Промозглая осень тоже где-то там, наверху — Адель и её-то видит мельком, только когда с негодованием замечает на полу грязные следы с влипшими в глину жёлтыми листочками акации. Интересно, почему именно акации? Наверное, когда-то глаз один раз зафиксировал эти листочки, и теперь всё ярко-жёлтое, перемешанное с глиной, — это акация. А ещё, может, потому, что такие кусты растут около её дома, и она к ним попросту привыкла.
К вечеру больница замолкает. Адель со вкусом потягивается — накрахмаленная одежда приятно хрустит, как снег зимой. И так же приятно пахнет — свежестью. Хватит. Домой. Кофе. Камин. И книга. И тишина. Ти-ши-на.
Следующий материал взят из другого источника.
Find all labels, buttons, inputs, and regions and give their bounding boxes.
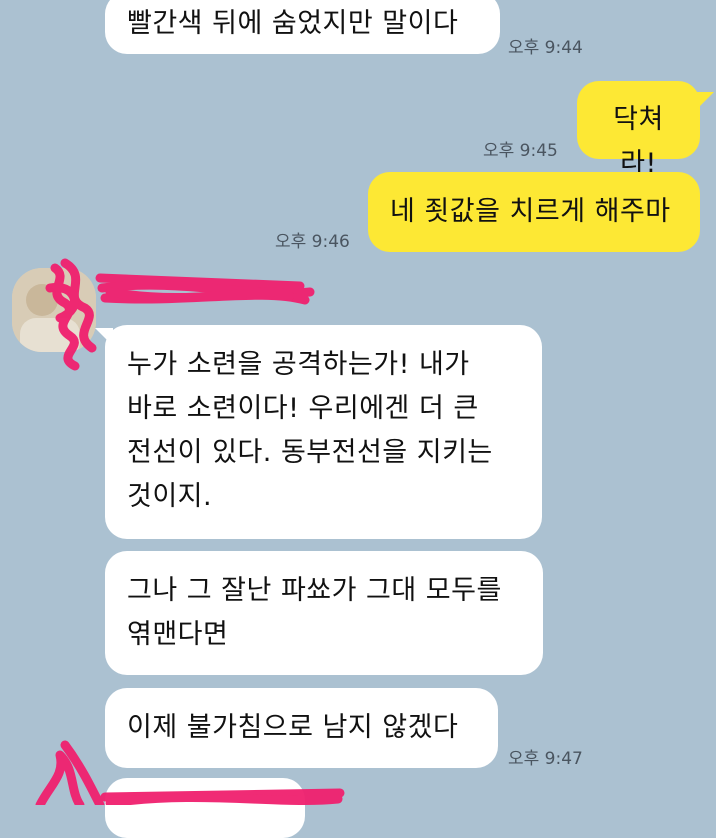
message-bubble-incoming[interactable]: 빨간색 뒤에 숨었지만 말이다 bbox=[105, 0, 500, 54]
message-timestamp: 오후 9:45 bbox=[483, 141, 558, 161]
message-bubble-incoming[interactable]: 이제 불가침으로 남지 않겠다 bbox=[105, 688, 498, 768]
message-timestamp: 오후 9:47 bbox=[508, 749, 583, 769]
message-bubble-incoming[interactable]: 그나 그 잘난 파쑈가 그대 모두를 엮맨다면 bbox=[105, 551, 543, 675]
message-timestamp: 오후 9:46 bbox=[275, 232, 350, 252]
avatar-icon bbox=[12, 268, 96, 352]
sender-avatar[interactable] bbox=[12, 268, 96, 352]
message-bubble-incoming[interactable]: 누가 소련을 공격하는가! 내가 바로 소련이다! 우리에겐 더 큰 전선이 있… bbox=[105, 325, 542, 539]
message-bubble-incoming[interactable] bbox=[105, 778, 305, 838]
message-bubble-outgoing[interactable]: 닥쳐라! bbox=[577, 81, 700, 179]
message-bubble-outgoing[interactable]: 네 죗값을 치르게 해주마 bbox=[368, 172, 700, 252]
message-timestamp: 오후 9:44 bbox=[508, 38, 583, 58]
bubble-tail bbox=[696, 92, 714, 110]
Смена закончилась, и круглые плафоны под потолком гаснут один за другим. Адель, чуть не приплясывая, движется к выходу и мгновение спустя уже стоит под моросящим дождём. Чудесный день, чудесный вечер. Наконец-то всё кончилось. Устала, да. Ещё минуту назад она переодевалась, ощущая под пальцами полированную дверцу дубового шкафа для верхней одежды, и краем уха слушала, как двое коллег режутся в "морской бой". Порой они входят в раж, и крики: "Е-один — убит, Дэ-четыре — ранен" разносятся чуть не по всему зданию, нервируя пациентов.
— До свидания, — вежливо говорит Адель с некоторым сарказмом, просто ради того, чтобы сказать. Она знает, что её сейчас вряд ли кто-то услышит.
— Же-шесть. — Язловецкий отменный семьянин и превосходный врач — а пятерню во всклокоченную шевелюру запускает, как школьник. Романтик, чёрт возьми!
— Не попал! Ноль! — радостно вопит второй, размахивая очками.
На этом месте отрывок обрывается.